La rafle des années soixante, qui a enlevé à grande échelle des enfants autochtones de leur famille d’origine pour les placer en adoption dans des familles non-autochtones, sans le consentement de leurs parents, a fait des milliers de victimes au Canada, principalement dans les provinces de l’Ontario, de l’Alberta, de la Saskatchewan et du Manitoba. L’une de ces familles, dont la mère était d’origine Anishnabe de l’île Manitouin et le père d’origine québécoise, se trouvait à Sudbury.
Randy Pagé, l’un des huits enfants raflés à cette famille, n’avait que quatre ans. «On est venu tous nous ramasser»,se souvient-il.
«Je n’avais aucune idée de ce qui se passait. La maison était remplie d’agents et entourée d’un nombre d’autos qui nous ont emportés je ne sais où.»
Ce n’est qu’à l’âge de douze ans, lors d’une réunion de famille, qu’il en a appris la raison : il était autochtone. Cette rafle, permise par la modification de la Loi sur les «indiens» en 1951, permettait aux provinces de se soustraire de procurer des services aux familles autochtones, en imposant cette tâche aux familles adoptives.

Randy Pagé enfant.
«Je n’ai jamais revu mon père»
Suite à cet enlèvement, M. Pagé a d’abord été placé chez une famille de Minnow Lake à Sudbury. Il est demeuré là jusqu’à ce que le père de la famille décède. Ensuite, il a été placé dans une famille fermière à St-Charles où il a passé une partie de son enfance et une partie de mon adolescence.
En tant qu’enfant autochtone adopté, il n’était pas traité comme les enfants naturels de la famille. «J’étais très différent des autres à cause de la couleur de ma peau. Dans la famille et dans le village, on m’appelait le petit sauvage ou encore l’Indien», se rappelle-t-il.
M.Pagé avait parfois des rencontres de famille avec ses frères et sœurs. «On ne se voyait pas très souvent. J’ai été plus près de l’un de mes frères et d’une coupe de mes sœurs», affirme-t-il.
Suite à l’enlèvement, il n’a jamais revu son père qui serait déménagé dans le Sud de l’Ontario, croit-il. «J’ai toutefois eu l’occasion de revoir ma mère qui était retournée à M’Chigeeng sur l’-ile Manitoulin. Mais nous étions gênés tous les deux et on se percevait quasiment comme des étrangers».

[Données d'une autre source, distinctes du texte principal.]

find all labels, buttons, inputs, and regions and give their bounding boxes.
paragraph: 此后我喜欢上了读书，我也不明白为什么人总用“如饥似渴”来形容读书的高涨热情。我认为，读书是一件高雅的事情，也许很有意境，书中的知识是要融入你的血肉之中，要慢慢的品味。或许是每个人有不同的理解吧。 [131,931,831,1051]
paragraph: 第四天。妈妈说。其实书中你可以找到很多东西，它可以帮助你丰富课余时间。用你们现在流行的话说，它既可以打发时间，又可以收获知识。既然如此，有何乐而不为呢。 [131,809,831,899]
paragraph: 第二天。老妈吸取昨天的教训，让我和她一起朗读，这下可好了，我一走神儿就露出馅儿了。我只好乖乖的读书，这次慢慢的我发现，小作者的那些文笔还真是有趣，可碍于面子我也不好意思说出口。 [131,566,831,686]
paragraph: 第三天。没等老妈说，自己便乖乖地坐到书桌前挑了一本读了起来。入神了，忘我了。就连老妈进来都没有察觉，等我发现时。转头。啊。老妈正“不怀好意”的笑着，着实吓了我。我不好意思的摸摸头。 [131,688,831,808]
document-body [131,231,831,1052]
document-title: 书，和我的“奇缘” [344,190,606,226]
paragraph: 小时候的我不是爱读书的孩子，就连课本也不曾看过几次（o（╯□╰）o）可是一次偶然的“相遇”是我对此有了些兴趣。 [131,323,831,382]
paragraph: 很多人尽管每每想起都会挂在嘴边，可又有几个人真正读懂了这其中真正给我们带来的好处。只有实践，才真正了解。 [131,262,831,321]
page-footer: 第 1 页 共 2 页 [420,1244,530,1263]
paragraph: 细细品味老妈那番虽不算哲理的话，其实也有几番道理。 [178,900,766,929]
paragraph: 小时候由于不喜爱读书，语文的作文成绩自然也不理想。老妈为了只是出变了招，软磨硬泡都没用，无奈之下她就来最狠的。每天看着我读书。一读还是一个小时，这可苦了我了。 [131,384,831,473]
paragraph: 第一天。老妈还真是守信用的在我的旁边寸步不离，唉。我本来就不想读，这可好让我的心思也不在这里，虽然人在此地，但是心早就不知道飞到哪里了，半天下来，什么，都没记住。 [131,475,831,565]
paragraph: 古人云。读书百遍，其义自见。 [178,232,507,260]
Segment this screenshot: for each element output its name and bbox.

C’est à St-Charles que Randy Pagé a eu l’occasion de rencontrer son épouse avec qui il a eu deux filles, Christine et Mélanie. Elles sont enseignantes et ont chacune deux enfants.
Christine savait que la famille de son père était autochtone depuis un assez jeune âge, soit 7 ou 8 ans. «Nous voyageons souvent à l’île Manitoulin pendant l’été. Je savais que j’avais de la parenté à M’Chigeeng. Toutefois, on ne la connaissait pas en raison de l’enlèvement de mon père et de ses frères et sœurs de ma grand-mère», témoigne-t-elle.

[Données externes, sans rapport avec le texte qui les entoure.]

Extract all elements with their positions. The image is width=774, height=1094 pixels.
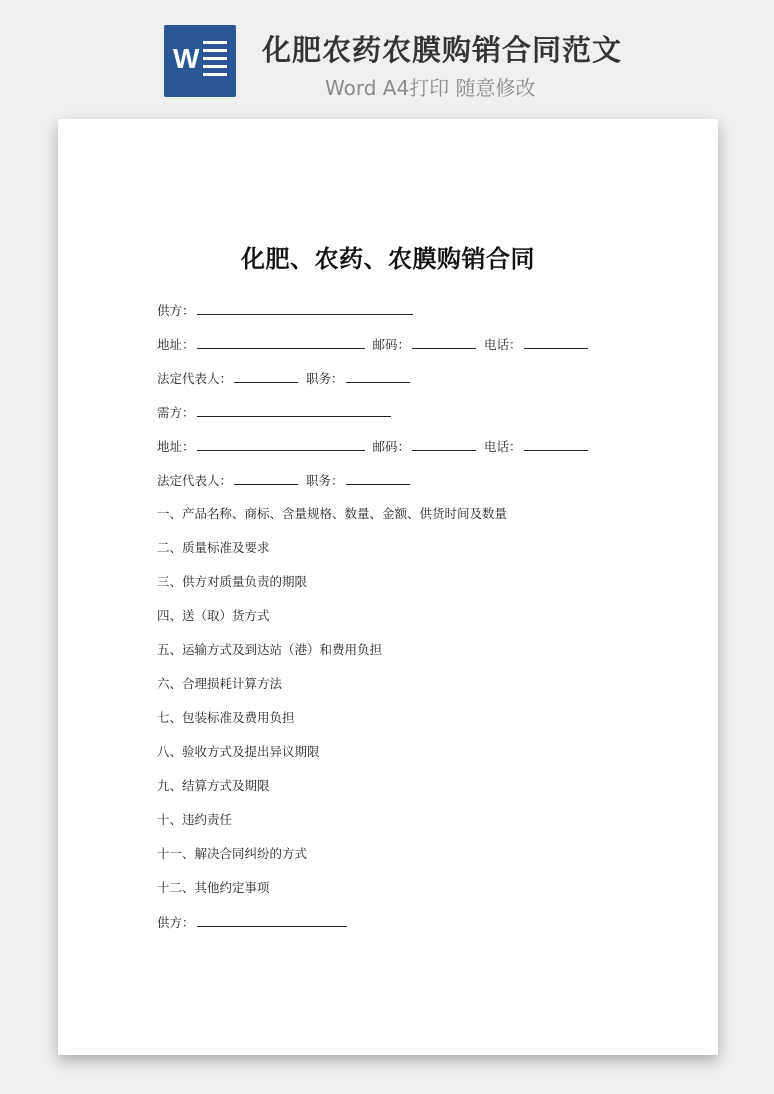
banner-header (0, 0, 774, 110)
supplier-legal-rep-line (157, 369, 412, 387)
clause-10: 十、违约责任 (157, 812, 233, 827)
buyer-label: 需方： (157, 405, 195, 420)
word-document-icon (164, 25, 236, 97)
legal-rep-label: 法定代表人： (157, 371, 233, 386)
address-label: 地址： (157, 337, 195, 352)
document-page (58, 119, 718, 1055)
position-label: 职务： (306, 371, 344, 386)
phone-label: 电话： (484, 337, 522, 352)
buyer-blank[interactable] (197, 403, 391, 417)
clause-5: 五、运输方式及到达站（港）和费用负担 (157, 642, 383, 657)
phone-label: 电话： (484, 439, 522, 454)
clause-6: 六、合理损耗计算方法 (157, 676, 283, 691)
word-icon-lines (203, 41, 227, 81)
phone-blank[interactable] (524, 437, 588, 451)
document-title: 化肥、农药、农膜购销合同 (241, 245, 535, 273)
footer-supplier-label: 供方： (157, 915, 195, 930)
postcode-label: 邮码： (372, 337, 411, 352)
address-label: 地址： (157, 439, 195, 454)
banner-title: 化肥农药农膜购销合同范文 (262, 33, 623, 67)
supplier-blank[interactable] (197, 301, 413, 315)
clause-9: 九、结算方式及期限 (157, 778, 270, 793)
postcode-label: 邮码： (372, 439, 411, 454)
clause-7: 七、包装标准及费用负担 (157, 710, 295, 725)
position-blank[interactable] (346, 369, 410, 383)
banner-subtitle: Word A4打印 随意修改 (325, 76, 536, 100)
buyer-address-line (157, 437, 590, 455)
clause-12: 十二、其他约定事项 (157, 880, 270, 895)
buyer-legal-rep-line (157, 471, 412, 489)
supplier-label: 供方： (157, 303, 195, 318)
clause-4: 四、送（取）货方式 (157, 608, 270, 623)
clause-2: 二、质量标准及要求 (157, 540, 270, 555)
position-label: 职务： (306, 473, 344, 488)
supplier-address-line (157, 335, 590, 353)
legal-rep-blank[interactable] (234, 369, 298, 383)
address-blank[interactable] (197, 437, 365, 451)
footer-supplier-line (157, 913, 349, 931)
word-icon-letter: W (173, 43, 200, 74)
footer-supplier-blank[interactable] (197, 913, 347, 927)
phone-blank[interactable] (524, 335, 588, 349)
clause-1: 一、产品名称、商标、含量规格、数量、金额、供货时间及数量 (157, 506, 508, 521)
buyer-line (157, 403, 393, 421)
postcode-blank[interactable] (412, 437, 476, 451)
supplier-line (157, 301, 415, 319)
legal-rep-label: 法定代表人： (157, 473, 233, 488)
postcode-blank[interactable] (412, 335, 476, 349)
clause-8: 八、验收方式及提出异议期限 (157, 744, 320, 759)
position-blank[interactable] (346, 471, 410, 485)
clause-3: 三、供方对质量负责的期限 (157, 574, 308, 589)
clause-11: 十一、解决合同纠纷的方式 (157, 846, 308, 861)
legal-rep-blank[interactable] (234, 471, 298, 485)
address-blank[interactable] (197, 335, 365, 349)
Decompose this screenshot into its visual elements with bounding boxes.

Elle poursuit : «Ce n’est qu’en 2015 que nous avons compris c’était quoi la Rafle des années 60 et que la famille de mon père en était victime».
C’est lors des funérailles de sa grand-mère qu’un membre de la famille a révélé comment cette rafle avait blessé sa grand-mère.
«La même année du décès de ma grand-mère, les rapports de la Commission de la vérité et de la réconciliation (CVR) ont été publiés. J’ai enfin compris comment et pourquoi notre identité autochtone fut cachée dans les ombres pendant si longtemps. Nous apprenons de la communauté en faisant de la lecture. Nous assistons au pow wow annuel. Nous faisons de notre mieux pour reprendre le temps perdu et pour pouvoir vivre cet aspect de notre identité», souligne-elle

Quant à M. Pagé, il a réussi à se placer sur le marché du travail en tant que machiniste. «J’ai travaillé quatre ans à l’INCO et ensuite 32 ans pour une entreprise minière toujours comme machiniste. J’ai pris ma retraite en 2012 lorsque le marché du nickel a connu une baisse importante».
Il s’implique dans la communauté franco-ontarienne en tant que vice-président du Club Amical du Nouveau Sudbury. S’agissant de son identité, il en est fier. «Je n’ai aucune honte de mes racines autochtones, mais j’ai aussi une identité franco-ontarienne dont je suis fier».
Au bout du compte, affirme-t-il, «ça a bien tourné pour moi».